What sets this new system apart isn’t just its scope, but its granularity. Climate TRACE’s tool can track pollution plumes on a neighborhood-by-neighborhood basis across 2,500 cities, offering both raw data and visualizations that reveal where PM2.5 pollution drifts and accumulates. According to TechCrunch, these visualizations will eventually be available worldwide, allowing users to see not just the presence of pollutants but also their sources—effectively giving polluters “nowhere to hide.”

Gore’s personal journey to this project began with a visit to Memphis, Tennessee, where he witnessed firsthand how refinery emissions could drift over residential neighborhoods. This experience inspired him to challenge the Climate TRACE coalition: “Could we track these pollutants around the world?” The answer, it turns out, was yes—thanks in large part to AI’s ability to process and synthesize data from hundreds of millions of sources. “The very idea of tracking 662 million sites around the world, I mean without AI, people couldn’t have imagined doing something like that,” Gore told TechCrunch. “But of course, as we’ve all seen in the last couple of years, AI can do stuff that is quite extraordinary.”

The health impacts of fine particulate pollution are far-reaching. While its links to lung cancer and heart disease have long been established, recent research has shown that even at legal levels, PM2.5 increases the risk of a host of deadly conditions, including low birth weight, kidney disease, Parkinson’s, Alzheimer’s, dementia, and type 2 diabetes. TechCrunch highlights the work of scientist Joel Schwartz, whose pioneering studies decades ago led to the ban on leaded gasoline, and who was among the first to illuminate the dangers of PM2.5 exposure. Today, even the lowest legal thresholds are associated with tens of thousands of excess deaths in the United States each year.

Gore is hopeful that this new transparency will catalyze change on a global scale. “I think that it creates a set of conditions and incentives that could very well make it more likely that we can accelerate the transition away from carbon-intensive facilities,” he told TechCrunch. “It makes it more likely to build political support for the conversion of these facilities to much less emitting technologies.”

Interestingly, while soot pollution doesn’t directly contribute to global warming the way methane does, it stems from the same fossil fuel combustion processes. “It’s the same combustion process of the same fuels that produce both the greenhouse gas pollution and the particulate pollution that kills almost 9 million people every single year,” Gore said in an interview cited by the Associated Press. He offered a stark example: Cancer Alley, a 65-mile stretch between Baton Rouge and New Orleans, is so heavily polluted by the petrochemical industry that, according to Climate TRACE data, if it were a country, its per capita emissions would rank fourth in the world, just behind Turkmenistan.
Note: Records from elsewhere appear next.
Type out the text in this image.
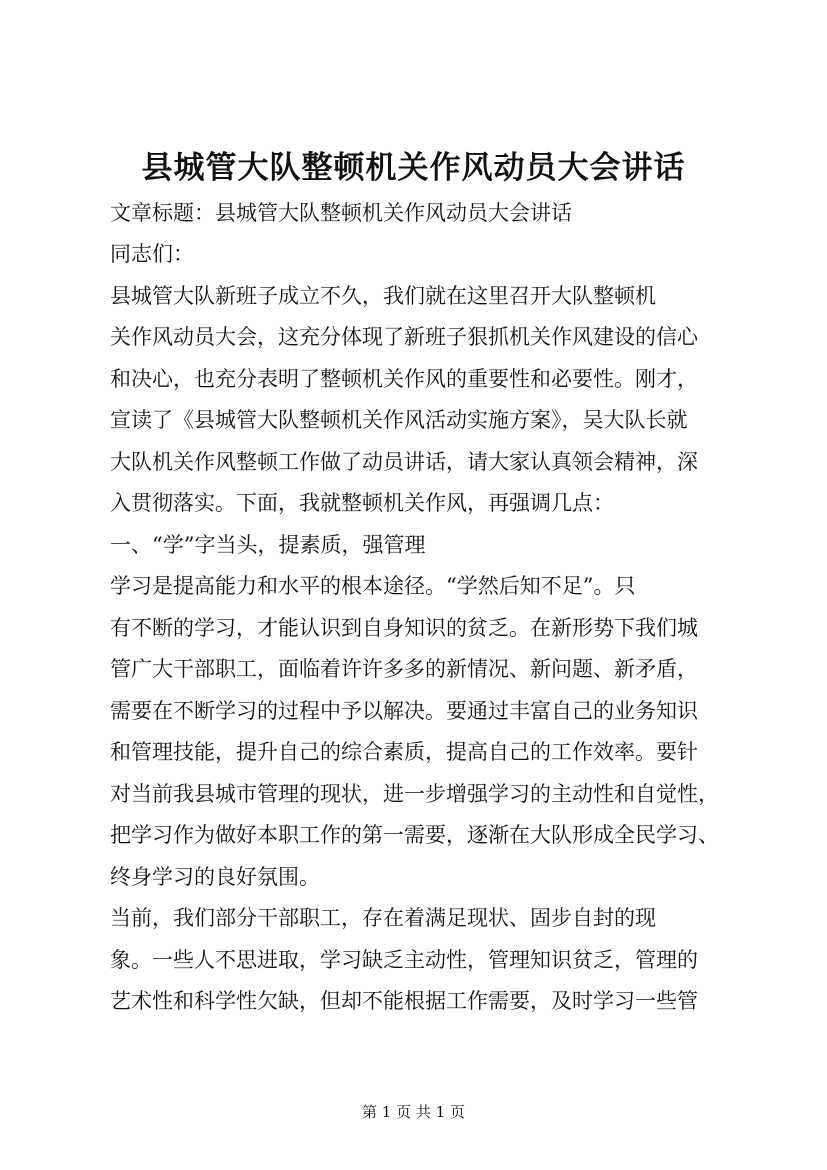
县城管大队整顿机关作风动员大会讲话
文章标题：县城管大队整顿机关作风动员大会讲话
同志们：
县城管大队新班子成立不久，我们就在这里召开大队整顿机
关作风动员大会，这充分体现了新班子狠抓机关作风建设的信心
和决心，也充分表明了整顿机关作风的重要性和必要性。刚才，
宣读了《县城管大队整顿机关作风活动实施方案》，吴大队长就
大队机关作风整顿工作做了动员讲话，请大家认真领会精神，深
入贯彻落实。下面，我就整顿机关作风，再强调几点：
一、“学”字当头，提素质，强管理
学习是提高能力和水平的根本途径。“学然后知不足”。只
有不断的学习，才能认识到自身知识的贫乏。在新形势下我们城
管广大干部职工，面临着许许多多的新情况、新问题、新矛盾，
需要在不断学习的过程中予以解决。要通过丰富自己的业务知识
和管理技能，提升自己的综合素质，提高自己的工作效率。要针
对当前我县城市管理的现状，进一步增强学习的主动性和自觉性，
把学习作为做好本职工作的第一需要，逐渐在大队形成全民学习、
终身学习的良好氛围。
当前，我们部分干部职工，存在着满足现状、固步自封的现
象。一些人不思进取，学习缺乏主动性，管理知识贫乏，管理的
艺术性和科学性欠缺，但却不能根据工作需要，及时学习一些管
第 1 页 共 1 页
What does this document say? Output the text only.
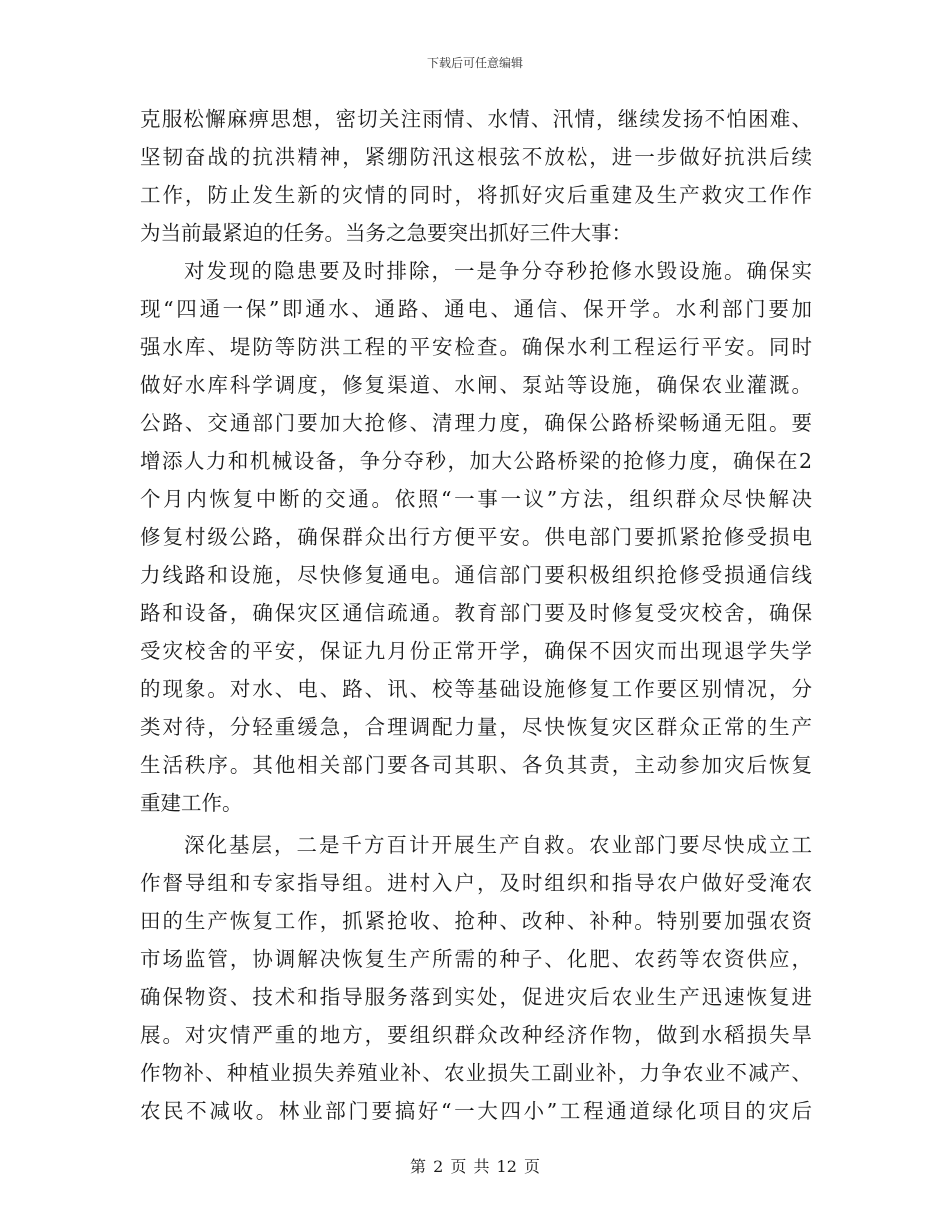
下载后可任意编辑
克服松懈麻痹思想，密切关注雨情、水情、汛情，继续发扬不怕困难、
坚韧奋战的抗洪精神，紧绷防汛这根弦不放松，进一步做好抗洪后续
工作，防止发生新的灾情的同时，将抓好灾后重建及生产救灾工作作
为当前最紧迫的任务。当务之急要突出抓好三件大事：
对发现的隐患要及时排除，一是争分夺秒抢修水毁设施。确保实
现“四通一保”即通水、通路、通电、通信、保开学。水利部门要加
强水库、堤防等防洪工程的平安检查。确保水利工程运行平安。同时
做好水库科学调度，修复渠道、水闸、泵站等设施，确保农业灌溉。
公路、交通部门要加大抢修、清理力度，确保公路桥梁畅通无阻。要
增添人力和机械设备，争分夺秒，加大公路桥梁的抢修力度，确保在2
个月内恢复中断的交通。依照“一事一议”方法，组织群众尽快解决
修复村级公路，确保群众出行方便平安。供电部门要抓紧抢修受损电
力线路和设施，尽快修复通电。通信部门要积极组织抢修受损通信线
路和设备，确保灾区通信疏通。教育部门要及时修复受灾校舍，确保
受灾校舍的平安，保证九月份正常开学，确保不因灾而出现退学失学
的现象。对水、电、路、讯、校等基础设施修复工作要区别情况，分
类对待，分轻重缓急，合理调配力量，尽快恢复灾区群众正常的生产
生活秩序。其他相关部门要各司其职、各负其责，主动参加灾后恢复
重建工作。
深化基层，二是千方百计开展生产自救。农业部门要尽快成立工
作督导组和专家指导组。进村入户，及时组织和指导农户做好受淹农
田的生产恢复工作，抓紧抢收、抢种、改种、补种。特别要加强农资
市场监管，协调解决恢复生产所需的种子、化肥、农药等农资供应，
确保物资、技术和指导服务落到实处，促进灾后农业生产迅速恢复进
展。对灾情严重的地方，要组织群众改种经济作物，做到水稻损失旱
作物补、种植业损失养殖业补、农业损失工副业补，力争农业不减产、
农民不减收。林业部门要搞好“一大四小”工程通道绿化项目的灾后
第 2 页 共 12 页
Looking ahead, Gore and his coalition aim to make this data even more accessible. Within about a year, he hopes that daily soot pollution updates will be available and integrated into popular weather apps, much like allergy or pollen forecasts. This would allow people everywhere to make informed decisions about their health and safety in real time.

The ultimate ambition of Climate TRACE isn’t just to inform, but to empower. By shining a light on the sources and movements of deadly pollution, the project aims to give communities the tools they need to demand action—whether that means pressing for cleaner technologies, stricter regulations, or simply making smarter choices about where to live and work.

As the world grapples with the twin crises of air pollution and climate change, the ability to see, track, and understand the invisible threats in our air may prove to be a turning point. With AI and satellite technology now bringing unprecedented transparency to the fight against pollution, the hope is that knowledge truly will set us free—one neighborhood at a time.